The Affirmators Card set consists of 50 cards with various sayings on them. To pick a card for the day I shuffle the deck and pick out one card at random. The cards are colourful and fun with silly illustrations. I look forward to shuffling the deck and seeing what will pop up next. The messages are also written in a vert light hearted way and inject humour into the day.

I need to state that I don’t use the cards as a predictor of the future. Neither do I purposely look for links between the affirmation and a specific situation. I take the message at face value and incorporate it into my overall thinking. If you are interested in predicting future situations there are other tools more suitable that are available.

How can you start using affirmations to create positive change? Here is how I have used them –

  1. Access affirmations. Sign up to a daily email service, buy some cards or write your own.
  2. Write down your affirmation. Write out, word for word, the affirmation for the day in a notebook or journal of some kind.
  3. Speak your affirmation. Say it out loud to yourself. The important part of doing this is in hearing the words and injecting them into your brains fuel tank.
  4. Share it with others. If you’re comfortable with it you could share your affirmation with others. Others may benefit from seeing the positive practice you are doing and they could be positively affected too.
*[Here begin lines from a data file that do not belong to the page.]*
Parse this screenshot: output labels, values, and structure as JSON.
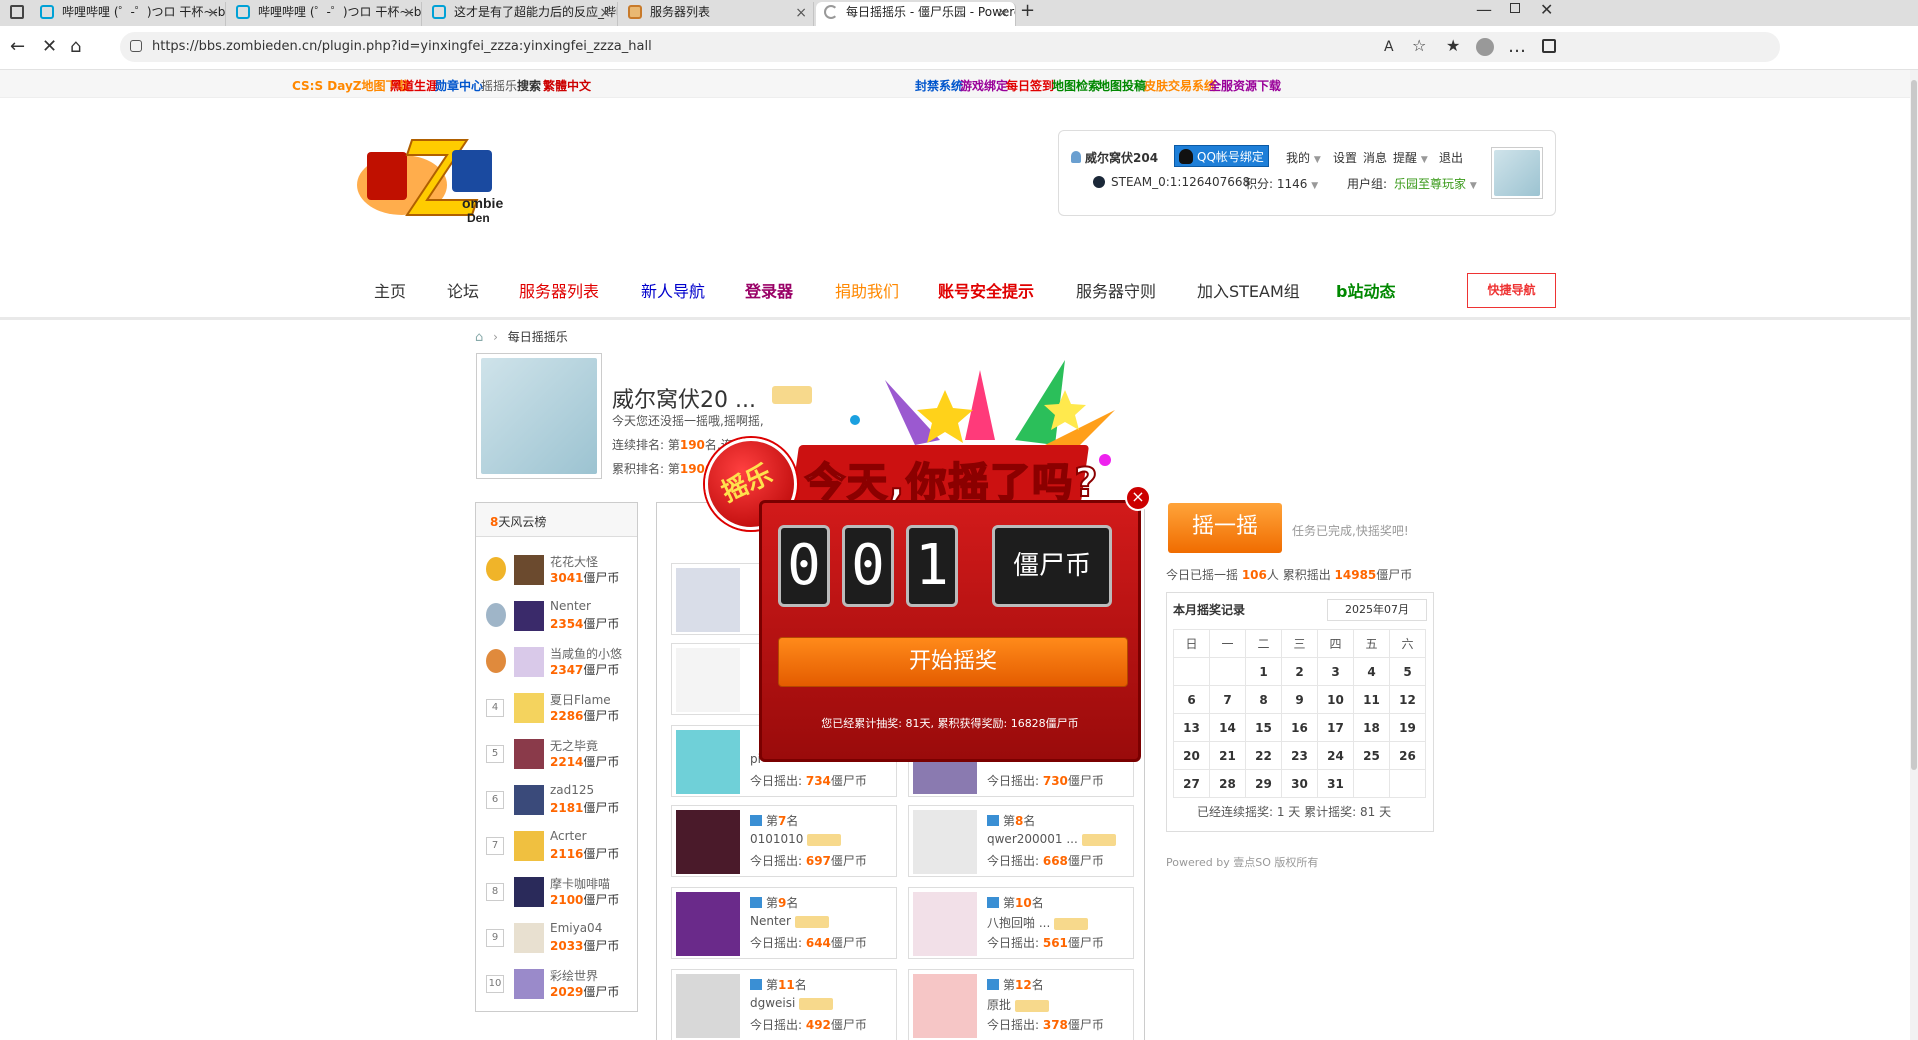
{
  "browser": {
    "tabs": [
      {
        "title": "哔哩哔哩 (゜-゜)つロ 干杯~-bilib",
        "icon": "bilibili-icon"
      },
      {
        "title": "哔哩哔哩 (゜-゜)つロ 干杯~-bilib",
        "icon": "bilibili-icon"
      },
      {
        "title": "这才是有了超能力后的反应_哔哩",
        "icon": "bilibili-icon"
      },
      {
        "title": "服务器列表",
        "icon": "server-icon"
      },
      {
        "title": "每日摇摇乐 - 僵尸乐园 - Powered",
        "icon": "loading-icon"
      }
    ],
    "url": "https://bbs.zombieden.cn/plugin.php?id=yinxingfei_zzza:yinxingfei_zzza_hall"
  },
  "toplinks": {
    "left": [
      {
        "label": "CS:S DayZ地图下载",
        "color": "#ff8800"
      },
      {
        "label": "黑道生涯",
        "color": "#e00000"
      },
      {
        "label": "勋章中心",
        "color": "#0055cc"
      },
      {
        "label": "摇摇乐",
        "color": "#555555"
      },
      {
        "label": "搜索",
        "color": "#333333"
      },
      {
        "label": "繁體中文",
        "color": "#cc0000"
      }
    ],
    "right": [
      {
        "label": "封禁系统",
        "color": "#0055cc"
      },
      {
        "label": "游戏绑定",
        "color": "#990099"
      },
      {
        "label": "每日签到",
        "color": "#e00000"
      },
      {
        "label": "地图检索",
        "color": "#008800"
      },
      {
        "label": "地图投稿",
        "color": "#008800"
      },
      {
        "label": "皮肤交易系统",
        "color": "#ff8800"
      },
      {
        "label": "全服资源下载",
        "color": "#990099"
      }
    ]
  },
  "user": {
    "name": "威尔窝伏204",
    "qq_bind": "QQ帐号绑定",
    "menu": [
      "我的",
      "设置",
      "消息",
      "提醒",
      "退出"
    ],
    "steam": "STEAM_0:1:126407668",
    "points": "积分: 1146",
    "group_label": "用户组:",
    "group": "乐园至尊玩家"
  },
  "nav": [
    {
      "label": "主页",
      "color": "#333333",
      "bold": false
    },
    {
      "label": "论坛",
      "color": "#333333",
      "bold": false
    },
    {
      "label": "服务器列表",
      "color": "#e00000",
      "bold": false
    },
    {
      "label": "新人导航",
      "color": "#0000cc",
      "bold": false
    },
    {
      "label": "登录器",
      "color": "#990066",
      "bold": true
    },
    {
      "label": "捐助我们",
      "color": "#ff8800",
      "bold": false
    },
    {
      "label": "账号安全提示",
      "color": "#e00000",
      "bold": true
    },
    {
      "label": "服务器守则",
      "color": "#333333",
      "bold": false
    },
    {
      "label": "加入STEAM组",
      "color": "#333333",
      "bold": false
    },
    {
      "label": "b站动态",
      "color": "#008800",
      "bold": true
    }
  ],
  "quick_nav": "快捷导航",
  "breadcrumb": "每日摇摇乐",
  "profile": {
    "name": "威尔窝伏20 ...",
    "status": "今天您还没摇一摇哦,摇啊摇,",
    "streak_prefix": "连续排名: 第",
    "streak_rank": "190",
    "streak_suffix": "名,连",
    "total_prefix": "累积排名: 第",
    "total_rank": "1906"
  },
  "leaderboard": {
    "title_num": "8",
    "title": "天风云榜",
    "unit": "僵尸币",
    "items": [
      {
        "rank": "1",
        "name": "花花大怪",
        "score": "3041"
      },
      {
        "rank": "2",
        "name": "Nenter",
        "score": "2354"
      },
      {
        "rank": "3",
        "name": "当咸鱼的小悠",
        "score": "2347"
      },
      {
        "rank": "4",
        "name": "夏日Flame",
        "score": "2286"
      },
      {
        "rank": "5",
        "name": "无之毕竟",
        "score": "2214"
      },
      {
        "rank": "6",
        "name": "zad125",
        "score": "2181"
      },
      {
        "rank": "7",
        "name": "Acrter",
        "score": "2116"
      },
      {
        "rank": "8",
        "name": "摩卡咖啡喵",
        "score": "2100"
      },
      {
        "rank": "9",
        "name": "Emiya04",
        "score": "2033"
      },
      {
        "rank": "10",
        "name": "彩绘世界",
        "score": "2029"
      }
    ]
  },
  "today_cards": {
    "rank_prefix": "第",
    "rank_suffix": "名",
    "score_prefix": "今日摇出: ",
    "unit": "僵尸币",
    "items": [
      {
        "rank": "7",
        "name": "0101010",
        "score": "697"
      },
      {
        "rank": "8",
        "name": "qwer200001 ...",
        "score": "668"
      },
      {
        "rank": "9",
        "name": "Nenter",
        "score": "644"
      },
      {
        "rank": "10",
        "name": "八抱回啪 ...",
        "score": "561"
      },
      {
        "rank": "11",
        "name": "dgweisi",
        "score": "492"
      },
      {
        "rank": "12",
        "name": "原批",
        "score": "378"
      }
    ],
    "partial": [
      {
        "name": "pi",
        "score": "734"
      },
      {
        "score": "730"
      }
    ]
  },
  "shake": {
    "button": "摇一摇",
    "done": "任务已完成,快摇奖吧!",
    "today_prefix": "今日已摇一摇 ",
    "today_count": "106",
    "today_mid": "人 累积摇出 ",
    "total_coins": "14985",
    "unit": "僵尸币"
  },
  "calendar": {
    "title": "本月摇奖记录",
    "month": "2025年07月",
    "weekdays": [
      "日",
      "一",
      "二",
      "三",
      "四",
      "五",
      "六"
    ],
    "days": [
      "",
      "",
      "1",
      "2",
      "3",
      "4",
      "5",
      "6",
      "7",
      "8",
      "9",
      "10",
      "11",
      "12",
      "13",
      "14",
      "15",
      "16",
      "17",
      "18",
      "19",
      "20",
      "21",
      "22",
      "23",
      "24",
      "25",
      "26",
      "27",
      "28",
      "29",
      "30",
      "31",
      "",
      ""
    ],
    "footer": "已经连续摇奖: 1 天 累计摇奖: 81 天"
  },
  "powered": "Powered by 壹点SO 版权所有",
  "popup": {
    "badge": "摇乐",
    "title": "今天,你摇了吗?",
    "digits": [
      "0",
      "0",
      "1"
    ],
    "unit": "僵尸币",
    "start": "开始摇奖",
    "total": "您已经累计抽奖: 81天, 累积获得奖励: 16828僵尸币"
  }
}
Developing new thought patterns will most likely feel uncomfortable and strange at first but through practice you will become better at it. Your brain will also become more open to the messages you are telling yourself. If your fuel tank is used to operating with bad fuel it will take time for the new fuel to take clear a new path. It took me years to notice that I was seeing life more positively and I can attest to the impact of positive affirmations.

One thought on “Affirmations – Jonathon Hagger

  1. I’m so glad I found this today thank you Jonathan I’m sorting out a daily affirmation today. And I like the way you say you don’t link it you just take it at face value. I’m having counseling right now to prepare for something I have to go through with my children and to put as much practice into positive thinking and affect my thoughts to stay calm not upset and able to think clearly has been huge.